Moreover, unlocking land can reduce housing costs significantly. India needs 4,000 square kilometres of land to address the current housing shortage. This can be done, for instance, by land pooling – bringing together land from multiple owners and giving them a portion of any profits from housing developments – and inclusionary zoning – earmarking a portion of land for housing for the poor. It makes no economic sense to have land that is not being used – in China, land is not allowed to lie idle for longer than two years.
Mobility is equally important in the fight against poverty and efforts need to be made to develop links between housing and the places people work. In Caracas and Medellin, elevated metro cable lines connect slums with metro stations. Hong Kong has strategically developed housing along rail lines.
As Joan Clos, Executive Director, UN-Habitat, observes, those cities which have a 50:50 ratio of open to built area – such as Barcelona and New York – have the best results for walkability, density and mobility. These cities benefit from visionary plans such as the 1811 Commissioners’ Plan for New York. This can be done by using all necessary planning levers.
Another problem is barriers to participation in everyday urban life such as procedural delay and cumbersome paperwork which impedes access to cooking fuel (LPG) and essential services. These barriers must be overcome.
We could also map and disclose information on job options linked to the siting of housing projects and have industry/commerce, both in the formal and informal economy, offer employment opportunities to complement housing projects.

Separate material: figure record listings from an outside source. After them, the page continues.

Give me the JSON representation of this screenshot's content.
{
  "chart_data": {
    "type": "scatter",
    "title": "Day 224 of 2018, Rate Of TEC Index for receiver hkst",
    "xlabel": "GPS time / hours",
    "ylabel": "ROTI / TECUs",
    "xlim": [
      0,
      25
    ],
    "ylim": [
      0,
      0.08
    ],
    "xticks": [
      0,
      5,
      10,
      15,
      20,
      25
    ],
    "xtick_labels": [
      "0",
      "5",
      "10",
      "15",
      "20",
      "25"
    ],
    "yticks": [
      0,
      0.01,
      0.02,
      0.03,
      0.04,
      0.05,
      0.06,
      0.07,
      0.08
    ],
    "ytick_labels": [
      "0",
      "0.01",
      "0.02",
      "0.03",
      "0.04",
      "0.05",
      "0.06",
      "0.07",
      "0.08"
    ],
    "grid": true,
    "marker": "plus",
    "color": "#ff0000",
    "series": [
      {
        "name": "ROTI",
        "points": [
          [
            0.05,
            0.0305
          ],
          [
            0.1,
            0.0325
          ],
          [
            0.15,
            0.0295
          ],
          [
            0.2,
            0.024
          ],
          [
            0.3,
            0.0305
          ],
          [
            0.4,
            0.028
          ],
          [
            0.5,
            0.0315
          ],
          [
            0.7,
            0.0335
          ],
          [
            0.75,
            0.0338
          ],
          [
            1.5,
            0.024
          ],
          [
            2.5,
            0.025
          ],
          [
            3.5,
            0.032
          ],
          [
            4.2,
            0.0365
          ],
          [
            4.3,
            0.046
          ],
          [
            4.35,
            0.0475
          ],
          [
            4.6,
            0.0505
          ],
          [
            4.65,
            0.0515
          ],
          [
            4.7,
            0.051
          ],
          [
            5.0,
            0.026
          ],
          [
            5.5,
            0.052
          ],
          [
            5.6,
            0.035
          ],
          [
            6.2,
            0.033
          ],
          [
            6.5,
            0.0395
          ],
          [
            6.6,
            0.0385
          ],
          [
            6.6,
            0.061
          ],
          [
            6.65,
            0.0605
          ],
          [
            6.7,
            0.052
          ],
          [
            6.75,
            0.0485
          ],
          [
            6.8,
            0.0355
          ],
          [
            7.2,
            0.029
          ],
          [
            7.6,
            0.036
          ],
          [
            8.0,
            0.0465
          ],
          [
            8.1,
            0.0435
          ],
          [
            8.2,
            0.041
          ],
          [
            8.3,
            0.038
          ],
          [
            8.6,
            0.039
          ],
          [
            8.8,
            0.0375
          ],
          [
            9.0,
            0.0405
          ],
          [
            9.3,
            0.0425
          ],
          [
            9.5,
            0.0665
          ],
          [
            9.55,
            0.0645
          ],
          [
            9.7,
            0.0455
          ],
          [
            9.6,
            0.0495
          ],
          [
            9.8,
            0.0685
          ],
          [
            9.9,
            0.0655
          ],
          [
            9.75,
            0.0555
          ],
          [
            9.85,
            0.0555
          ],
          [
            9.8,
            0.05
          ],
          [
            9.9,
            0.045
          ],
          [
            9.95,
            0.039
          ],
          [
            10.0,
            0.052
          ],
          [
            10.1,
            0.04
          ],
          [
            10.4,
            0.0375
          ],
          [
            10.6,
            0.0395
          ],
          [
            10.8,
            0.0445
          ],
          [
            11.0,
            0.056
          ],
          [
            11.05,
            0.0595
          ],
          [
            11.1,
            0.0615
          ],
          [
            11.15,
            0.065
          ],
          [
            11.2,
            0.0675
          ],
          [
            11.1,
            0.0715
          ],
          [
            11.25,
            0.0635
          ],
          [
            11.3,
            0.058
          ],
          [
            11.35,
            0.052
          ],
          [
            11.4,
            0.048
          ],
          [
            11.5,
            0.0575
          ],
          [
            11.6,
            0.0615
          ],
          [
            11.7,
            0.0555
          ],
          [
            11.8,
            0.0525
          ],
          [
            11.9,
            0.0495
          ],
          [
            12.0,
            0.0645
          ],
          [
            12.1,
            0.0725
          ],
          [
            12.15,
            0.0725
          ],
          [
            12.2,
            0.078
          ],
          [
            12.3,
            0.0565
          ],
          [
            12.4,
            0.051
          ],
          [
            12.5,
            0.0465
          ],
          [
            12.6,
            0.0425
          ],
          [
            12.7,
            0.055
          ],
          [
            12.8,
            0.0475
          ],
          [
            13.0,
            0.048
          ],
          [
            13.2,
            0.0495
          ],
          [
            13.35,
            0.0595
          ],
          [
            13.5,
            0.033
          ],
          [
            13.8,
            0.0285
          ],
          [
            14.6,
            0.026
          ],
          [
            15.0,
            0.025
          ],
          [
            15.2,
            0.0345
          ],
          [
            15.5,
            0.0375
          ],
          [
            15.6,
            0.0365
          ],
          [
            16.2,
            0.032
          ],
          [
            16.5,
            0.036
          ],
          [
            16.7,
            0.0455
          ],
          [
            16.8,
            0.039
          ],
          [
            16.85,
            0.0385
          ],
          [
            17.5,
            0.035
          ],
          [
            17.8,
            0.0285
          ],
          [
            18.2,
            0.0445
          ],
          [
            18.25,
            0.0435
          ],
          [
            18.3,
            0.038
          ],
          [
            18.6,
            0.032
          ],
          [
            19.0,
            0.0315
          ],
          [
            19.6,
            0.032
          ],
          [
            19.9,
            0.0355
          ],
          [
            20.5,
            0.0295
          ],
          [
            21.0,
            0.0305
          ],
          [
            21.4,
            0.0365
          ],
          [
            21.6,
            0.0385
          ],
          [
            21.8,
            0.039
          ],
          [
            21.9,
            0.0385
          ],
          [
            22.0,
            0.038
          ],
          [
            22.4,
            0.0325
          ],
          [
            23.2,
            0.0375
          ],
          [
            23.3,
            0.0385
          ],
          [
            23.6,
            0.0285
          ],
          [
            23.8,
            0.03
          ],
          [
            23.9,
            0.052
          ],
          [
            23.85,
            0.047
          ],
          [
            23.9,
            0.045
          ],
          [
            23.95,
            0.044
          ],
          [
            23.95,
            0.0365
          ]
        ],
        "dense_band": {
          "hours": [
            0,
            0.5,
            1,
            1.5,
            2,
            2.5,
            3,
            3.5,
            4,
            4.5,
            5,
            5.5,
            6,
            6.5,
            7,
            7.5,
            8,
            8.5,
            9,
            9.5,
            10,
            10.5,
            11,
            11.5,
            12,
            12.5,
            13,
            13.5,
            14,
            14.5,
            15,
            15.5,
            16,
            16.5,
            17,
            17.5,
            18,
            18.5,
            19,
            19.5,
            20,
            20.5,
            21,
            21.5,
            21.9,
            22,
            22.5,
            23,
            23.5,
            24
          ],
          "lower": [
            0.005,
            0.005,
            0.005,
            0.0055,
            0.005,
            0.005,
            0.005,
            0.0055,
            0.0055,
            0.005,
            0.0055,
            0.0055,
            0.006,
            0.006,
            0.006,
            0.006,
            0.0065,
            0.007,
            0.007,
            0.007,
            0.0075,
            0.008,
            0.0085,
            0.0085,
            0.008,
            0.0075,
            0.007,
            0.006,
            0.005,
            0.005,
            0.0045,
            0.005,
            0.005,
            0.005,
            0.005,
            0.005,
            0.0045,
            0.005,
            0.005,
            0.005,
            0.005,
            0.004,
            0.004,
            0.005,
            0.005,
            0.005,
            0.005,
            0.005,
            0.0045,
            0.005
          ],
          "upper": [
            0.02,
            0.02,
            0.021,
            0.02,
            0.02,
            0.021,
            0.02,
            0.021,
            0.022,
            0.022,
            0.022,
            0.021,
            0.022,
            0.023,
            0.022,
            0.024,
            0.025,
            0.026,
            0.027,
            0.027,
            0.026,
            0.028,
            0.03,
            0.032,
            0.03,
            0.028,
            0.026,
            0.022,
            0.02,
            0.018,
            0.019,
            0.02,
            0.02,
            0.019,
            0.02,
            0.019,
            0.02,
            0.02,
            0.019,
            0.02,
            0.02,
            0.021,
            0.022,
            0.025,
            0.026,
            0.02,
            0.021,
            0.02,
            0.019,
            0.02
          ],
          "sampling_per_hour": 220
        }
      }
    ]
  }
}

In addition, public disclosure could lead to a wider movement for open government and to a ‘suburbanisation of jobs’ to avoid the congestion associated with commuting to work in busy city centres. Creating a system where people can exchange vouchers so they can swap their houses for those nearer where their jobs are can also help in large cities.
Public disclosure may encourage co-building projects such as in Uruguay or usher in transparency such as in Surat, India, where houses are allocated via an open lottery process. At the moment, allocation (often with preferential treatment for some) happens behind closed doors.
Changing the mindset
When it comes to funding, there is a need for further reform. Income from housing development and the sale of affordable housing is now exempt from taxation in India. What more could we do? We could get the private sector to develop inclusive mixed income housing and combat the long held analogy of low income shelter and poor quality construction.
Mixed-income development will aid slum prevention. The affluent, however, despise sharing the same buildings as poor households. The biggest impediment to life without slums is our mindset. We must change now for a more sociable, harmonious and egalitarian future.
Preventing slum formation is challenging. We need to steer new city entrants at rail stations, bus terminuses and other entry points toward mainstream housing options, including organised rental housing or small plots with services. Communication is the key.
I have briefly discussed ways we may depart from previously deployed housing only strategies that have succeeded only partially. This is what I call the PPP2 approach. It's a six-point plan which embraces shelter Plus, urban Planning levers, the Private sector, mainstream Participation, Public disclosure and Prevention of slum development. However, even if we use this approach we will have to find ways of doing more with less and financing housing for people in largely insecure employment.
*An urban planner by learning and alumnus of Cambridge University, MS Raghavendra [2002 – PhD in Architecture] teaches at Administrative Staff College of India. He did his PhD on water supply for poor settlements in India and Peru.